Acculé, Othon contre-attaque par la force, et là on retrouve Tacite. Profitant d’une erreur de Galba qui n’a pas offert les cadeaux nécessaires à la garde prétorienne, il se fait nommer empereur par quelques légionnaires et c’est la révolte. Galba et les conseillers Lacus et Vinius vont tomber dans un piège bien raconté par Corneille. Et hop : Othon empereur.



Empereur sans amour car Plautine ne veut plus de lui pour une raison qui m’échappe, je l’avoue. Elle vient de perdre son père, d’accord, mais cela suffit-il à expliquer son refus ? Son père est une victime collatérale de la révolte d’Othon (tué par Lacus en fait) et Plautine ne songe pas à l’en accuser. Elle sait qu’Othon a joué sur les deux tableaux – elle-même et Camille – mais elle l’a elle-même poussé dans cette direction. Un mélange de tout cela décide Plautine probablement.

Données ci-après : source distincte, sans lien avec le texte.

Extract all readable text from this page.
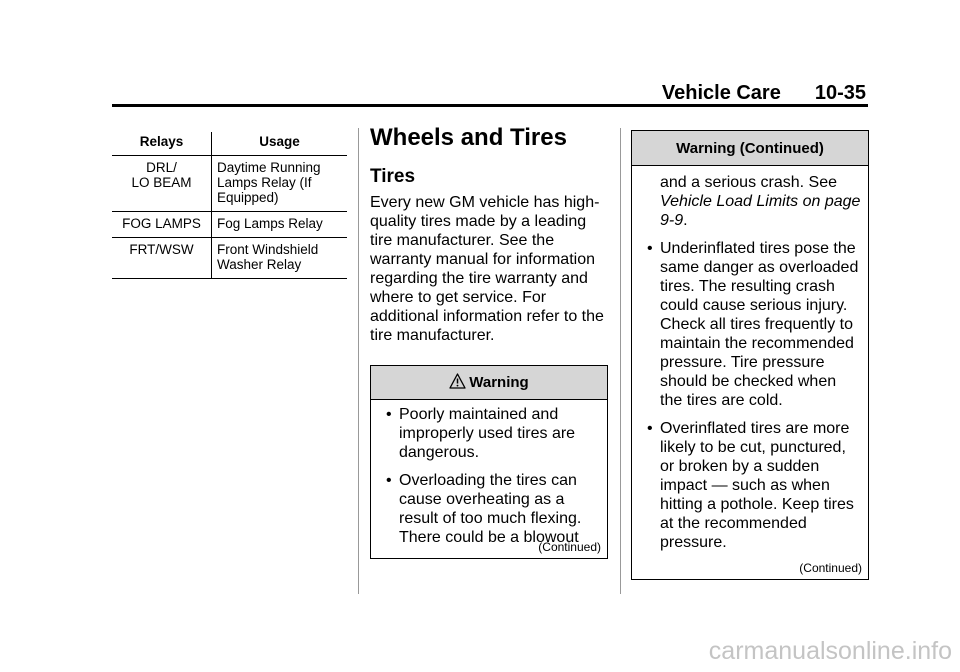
Vehicle Care 10-35
Relays	Usage

DRL/
LO BEAM	Daytime Running Lamps Relay (If Equipped)

FOG LAMPS	Fog Lamps Relay

FRT/WSW	Front Windshield Washer Relay
Wheels and Tires
Tires
Every new GM vehicle has high-quality tires made by a leading tire manufacturer. See the warranty manual for information regarding the tire warranty and where to get service. For additional information refer to the tire manufacturer.
Warning
• Poorly maintained and improperly used tires are dangerous.
• Overloading the tires can cause overheating as a result of too much flexing. There could be a blowout
(Continued)
Warning (Continued)
and a serious crash. See Vehicle Load Limits on page 9-9.
• Underinflated tires pose the same danger as overloaded tires. The resulting crash could cause serious injury. Check all tires frequently to maintain the recommended pressure. Tire pressure should be checked when the tires are cold.
• Overinflated tires are more likely to be cut, punctured, or broken by a sudden impact — such as when hitting a pothole. Keep tires at the recommended pressure.
(Continued)
carmanualsonline.info
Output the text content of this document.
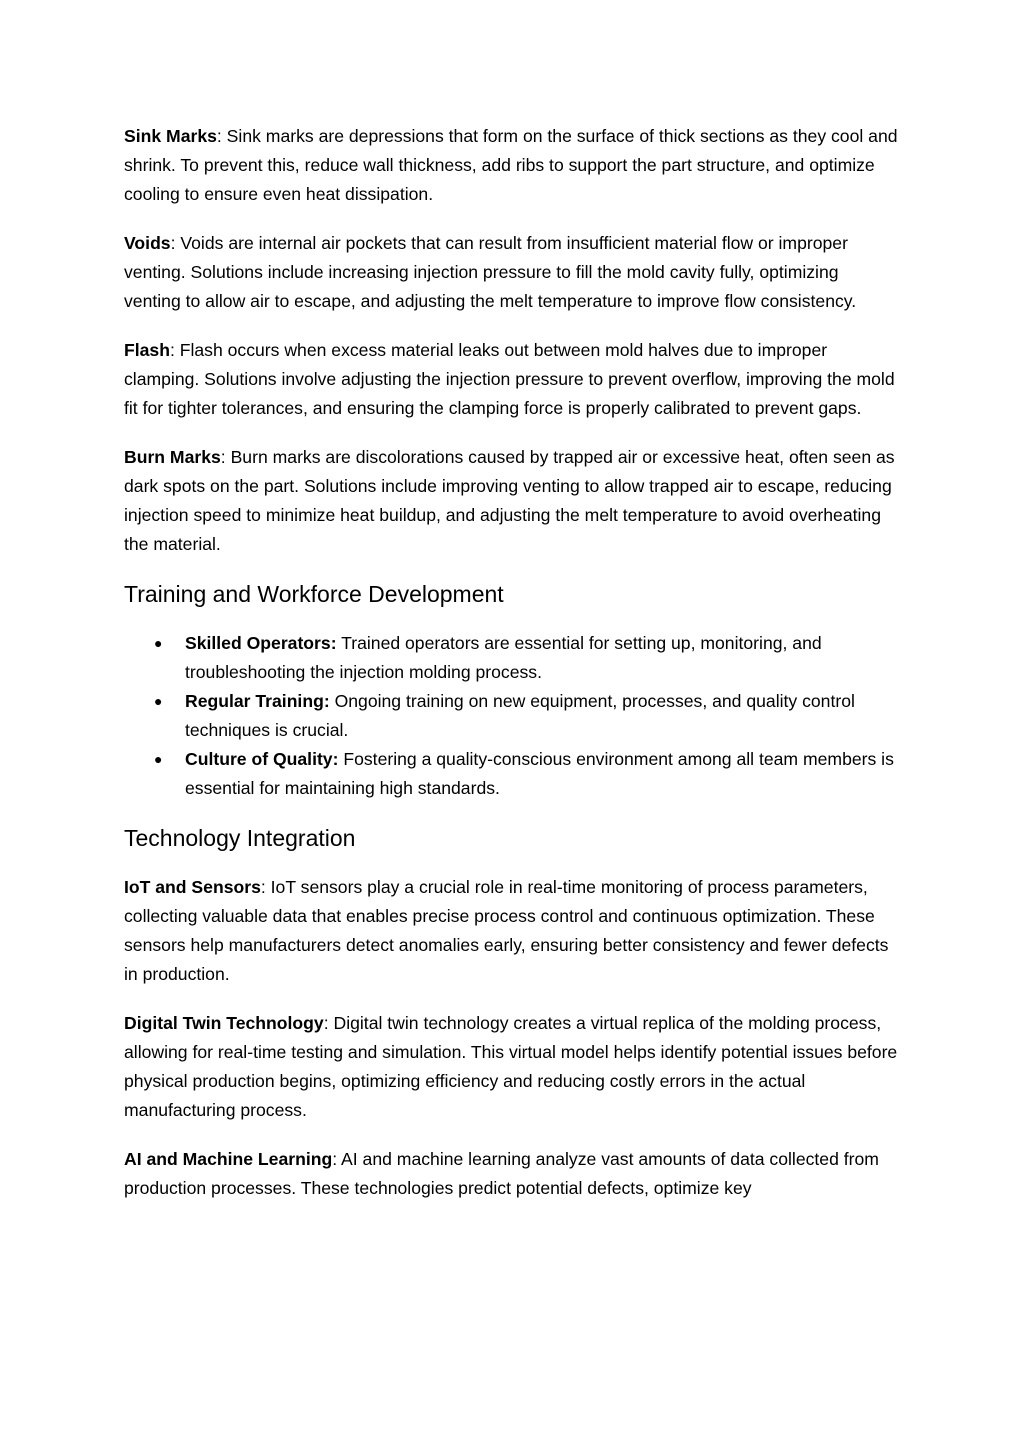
Sink Marks: Sink marks are depressions that form on the surface of thick sections as they cool and shrink. To prevent this, reduce wall thickness, add ribs to support the part structure, and optimize cooling to ensure even heat dissipation.

Voids: Voids are internal air pockets that can result from insufficient material flow or improper venting. Solutions include increasing injection pressure to fill the mold cavity fully, optimizing venting to allow air to escape, and adjusting the melt temperature to improve flow consistency.

Flash: Flash occurs when excess material leaks out between mold halves due to improper clamping. Solutions involve adjusting the injection pressure to prevent overflow, improving the mold fit for tighter tolerances, and ensuring the clamping force is properly calibrated to prevent gaps.

Burn Marks: Burn marks are discolorations caused by trapped air or excessive heat, often seen as dark spots on the part. Solutions include improving venting to allow trapped air to escape, reducing injection speed to minimize heat buildup, and adjusting the melt temperature to avoid overheating the material.

Training and Workforce Development
● Skilled Operators: Trained operators are essential for setting up, monitoring, and troubleshooting the injection molding process.
● Regular Training: Ongoing training on new equipment, processes, and quality control techniques is crucial.
● Culture of Quality: Fostering a quality-conscious environment among all team members is essential for maintaining high standards.
Technology Integration

IoT and Sensors: IoT sensors play a crucial role in real-time monitoring of process parameters, collecting valuable data that enables precise process control and continuous optimization. These sensors help manufacturers detect anomalies early, ensuring better consistency and fewer defects in production.

Digital Twin Technology: Digital twin technology creates a virtual replica of the molding process, allowing for real-time testing and simulation. This virtual model helps identify potential issues before physical production begins, optimizing efficiency and reducing costly errors in the actual manufacturing process.

AI and Machine Learning: AI and machine learning analyze vast amounts of data collected from production processes. These technologies predict potential defects, optimize key
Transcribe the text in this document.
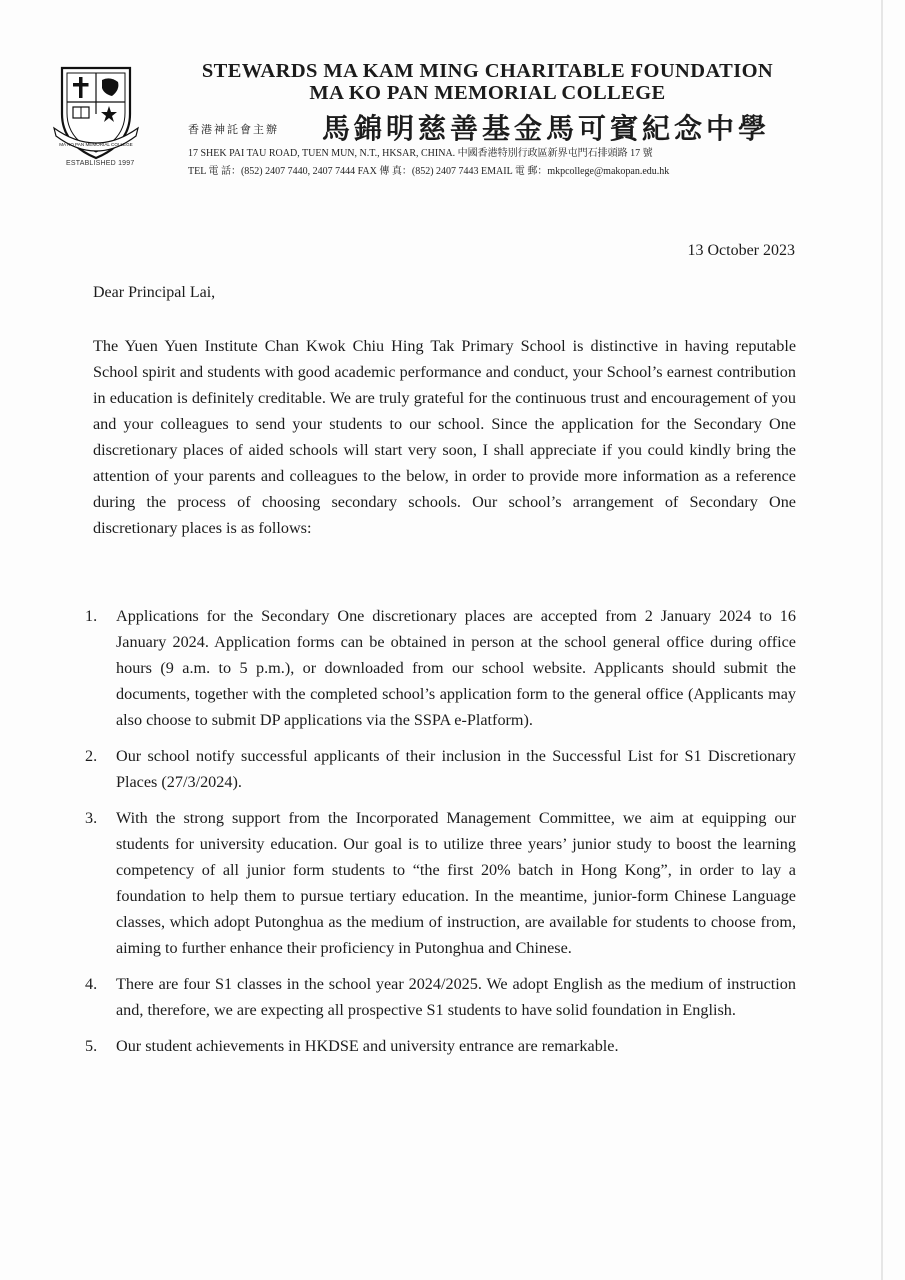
MA KO PAN MEMORIAL COLLEGE
ESTABLISHED 1997
STEWARDS MA KAM MING CHARITABLE FOUNDATION
MA KO PAN MEMORIAL COLLEGE
香港神託會主辦 馬錦明慈善基金馬可賓紀念中學
17 SHEK PAI TAU ROAD, TUEN MUN, N.T., HKSAR, CHINA. 中國香港特別行政區新界屯門石排頭路 17 號
TEL 電 話：(852) 2407 7440, 2407 7444 FAX 傳 真：(852) 2407 7443 EMAIL 電 郵：mkpcollege@makopan.edu.hk
13 October 2023
Dear Principal Lai,

The Yuen Yuen Institute Chan Kwok Chiu Hing Tak Primary School is distinctive in having reputable School spirit and students with good academic performance and conduct, your School’s earnest contribution in education is definitely creditable. We are truly grateful for the continuous trust and encouragement of you and your colleagues to send your students to our school. Since the application for the Secondary One discretionary places of aided schools will start very soon, I shall appreciate if you could kindly bring the attention of your parents and colleagues to the below, in order to provide more information as a reference during the process of choosing secondary schools. Our school’s arrangement of Secondary One discretionary places is as follows:

1. Applications for the Secondary One discretionary places are accepted from 2 January 2024 to 16 January 2024. Application forms can be obtained in person at the school general office during office hours (9 a.m. to 5 p.m.), or downloaded from our school website. Applicants should submit the documents, together with the completed school’s application form to the general office (Applicants may also choose to submit DP applications via the SSPA e-Platform).
2. Our school notify successful applicants of their inclusion in the Successful List for S1 Discretionary Places (27/3/2024).
3. With the strong support from the Incorporated Management Committee, we aim at equipping our students for university education. Our goal is to utilize three years’ junior study to boost the learning competency of all junior form students to “the first 20% batch in Hong Kong”, in order to lay a foundation to help them to pursue tertiary education. In the meantime, junior-form Chinese Language classes, which adopt Putonghua as the medium of instruction, are available for students to choose from, aiming to further enhance their proficiency in Putonghua and Chinese.
4. There are four S1 classes in the school year 2024/2025. We adopt English as the medium of instruction and, therefore, we are expecting all prospective S1 students to have solid foundation in English.
5. Our student achievements in HKDSE and university entrance are remarkable.
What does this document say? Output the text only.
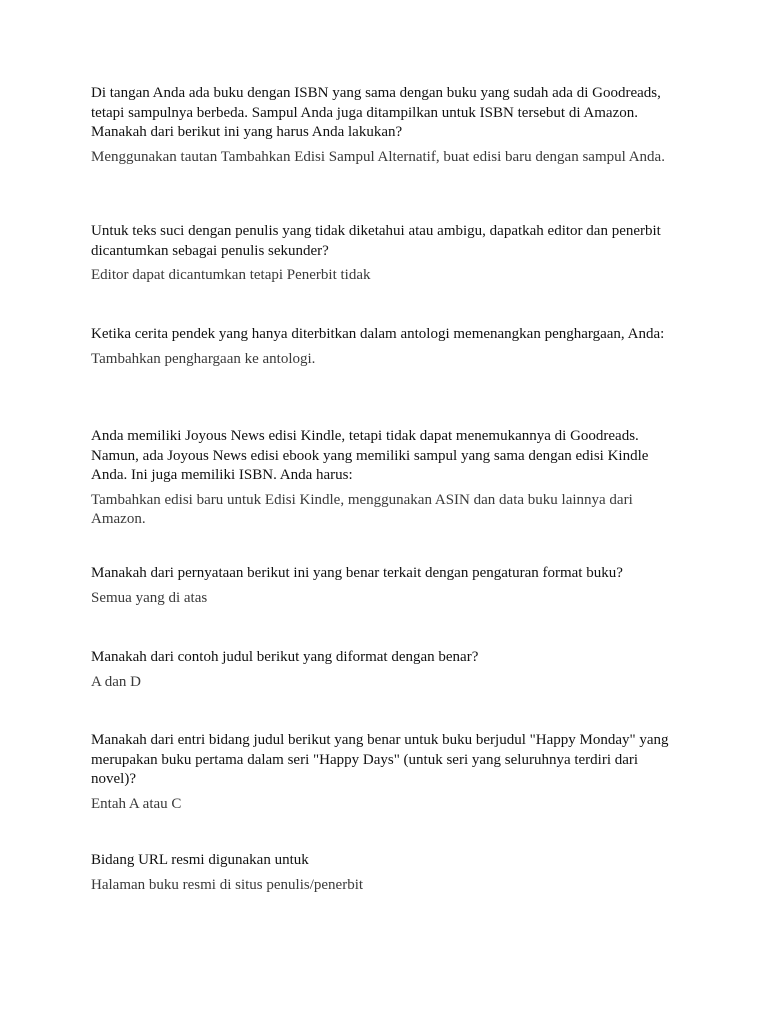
Di tangan Anda ada buku dengan ISBN yang sama dengan buku yang sudah ada di Goodreads, tetapi sampulnya berbeda. Sampul Anda juga ditampilkan untuk ISBN tersebut di Amazon. Manakah dari berikut ini yang harus Anda lakukan?

Menggunakan tautan Tambahkan Edisi Sampul Alternatif, buat edisi baru dengan sampul Anda.

Untuk teks suci dengan penulis yang tidak diketahui atau ambigu, dapatkah editor dan penerbit dicantumkan sebagai penulis sekunder?

Editor dapat dicantumkan tetapi Penerbit tidak

Ketika cerita pendek yang hanya diterbitkan dalam antologi memenangkan penghargaan, Anda:

Tambahkan penghargaan ke antologi.

Anda memiliki Joyous News edisi Kindle, tetapi tidak dapat menemukannya di Goodreads. Namun, ada Joyous News edisi ebook yang memiliki sampul yang sama dengan edisi Kindle Anda. Ini juga memiliki ISBN. Anda harus:

Tambahkan edisi baru untuk Edisi Kindle, menggunakan ASIN dan data buku lainnya dari Amazon.

Manakah dari pernyataan berikut ini yang benar terkait dengan pengaturan format buku?

Semua yang di atas

Manakah dari contoh judul berikut yang diformat dengan benar?

A dan D

Manakah dari entri bidang judul berikut yang benar untuk buku berjudul "Happy Monday" yang merupakan buku pertama dalam seri "Happy Days" (untuk seri yang seluruhnya terdiri dari novel)?

Entah A atau C

Bidang URL resmi digunakan untuk

Halaman buku resmi di situs penulis/penerbit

Selon Catherine Salles dans La Rome des Flaviens, Othon aurait peut-être pu devenir un bon empereur si Vitellus ne l’avait pas éliminé. Corneille, qui arrête sa pièce à la prise de pouvoir d’Othon, ne donne pas d’opinion. Le comportement d’Othon semble plus retors que celui de Galba, mais moins que celui des conseillers veulent vraiment profiter à fond de leur pouvoir quelles qu’en soient les conséquences pour l’Empire (la tirade de Lacus à ce titre est superbe). Classé ni bon ni mauvais, il utilise les armes de son milieu, rien de plus.

Un bon moment de jeu de pouvoirs avec l’amour, réel ou simulé, comme arme de combat.